Dirijo un cordial saludo a los fieles de lengua italiana. Hoy la Iglesia celebra la fiesta de los Santos Apóstoles Simón y Judas Tadeo. Os animo a seguir su ejemplo poniendo siempre a Cristo en el centro de vuestra vida, para ser verdaderos testigos de su Evangelio en nuestra sociedad.
Finalmente, mi pensamiento, como siempre, para los ancianos, jóvenes, enfermos y recién casados. Deseo a cada uno crecer cada día en la contemplación de la bondad y la ternura que irradia de la persona de Cristo. Gracias.
Me uno al dolor de las familias de los jóvenes estudiantes brutalmente asesinados el sábado pasado en Kumba, Camerún.
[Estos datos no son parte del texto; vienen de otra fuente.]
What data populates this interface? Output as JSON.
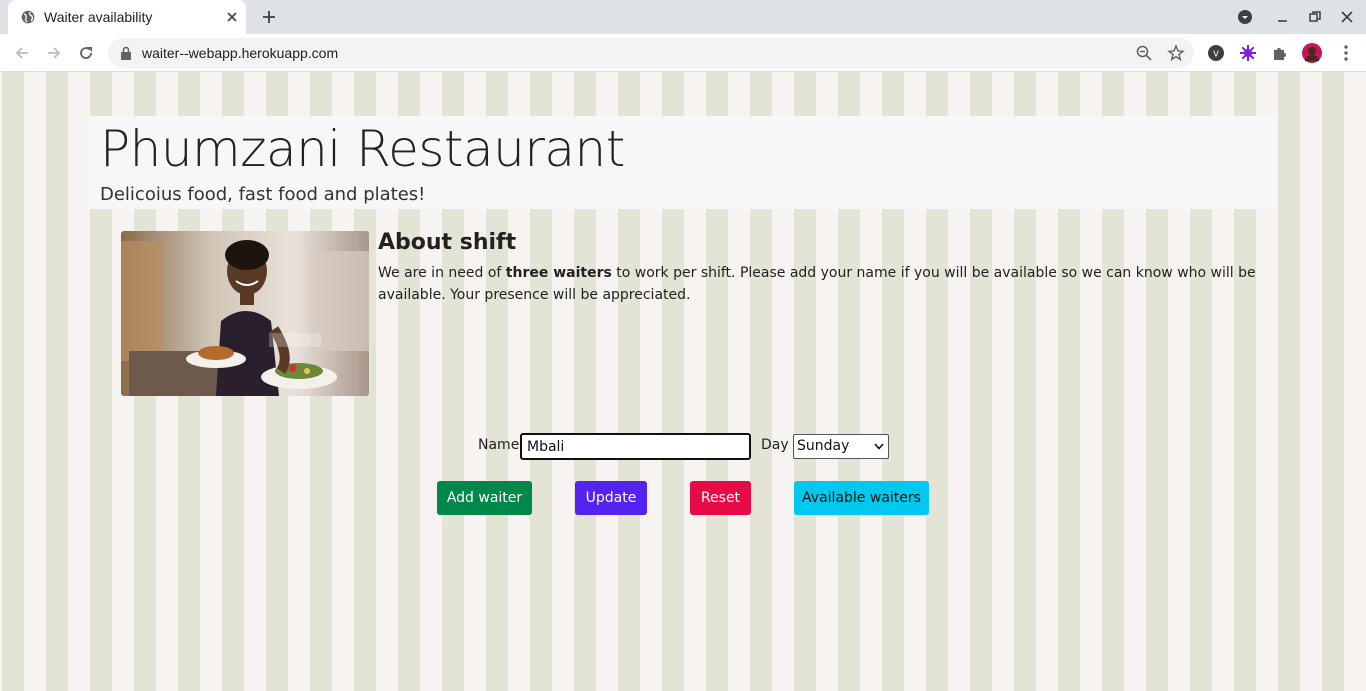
{
  "browser": {
    "tab_title": "Waiter availability",
    "url": "waiter--webapp.herokuapp.com"
  },
  "header": {
    "title": "Phumzani Restaurant",
    "subtitle": "Delicoius food, fast food and plates!"
  },
  "about": {
    "heading": "About shift",
    "text_before": "We are in need of ",
    "text_bold": "three waiters",
    "text_after": " to work per shift. Please add your name if you will be available so we can know who will be available. Your presence will be appreciated."
  },
  "form": {
    "name_label": "Name",
    "name_value": "Mbali",
    "day_label": "Day",
    "day_value": "Sunday"
  },
  "buttons": {
    "add": "Add waiter",
    "update": "Update",
    "reset": "Reset",
    "available": "Available waiters"
  },
  "colors": {
    "add": "#00884a",
    "update": "#5523f0",
    "reset": "#e60b46",
    "available": "#00c8ef"
  }
}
Siento un gran desconcierto por un acto tan cruel e insensato, que ha arrebatado la vida de pequeños inocentes mientras estaban en clase en el colegio. ¡Qué Dios ilumine los corazones, para que gestos similares no se repitan nunca más y para que las atormentadas regiones del noroeste y suroeste del país puedan finalmente encontrar la paz! Espero que las armas se callen y se pueda garantizar la seguridad de todos y el derecho de cada joven a la educación y al futuro. Expreso a las familias, a la ciudad de Kumba y a todo Camerún mi afecto e invoco el consuelo que solo Dios puede dar.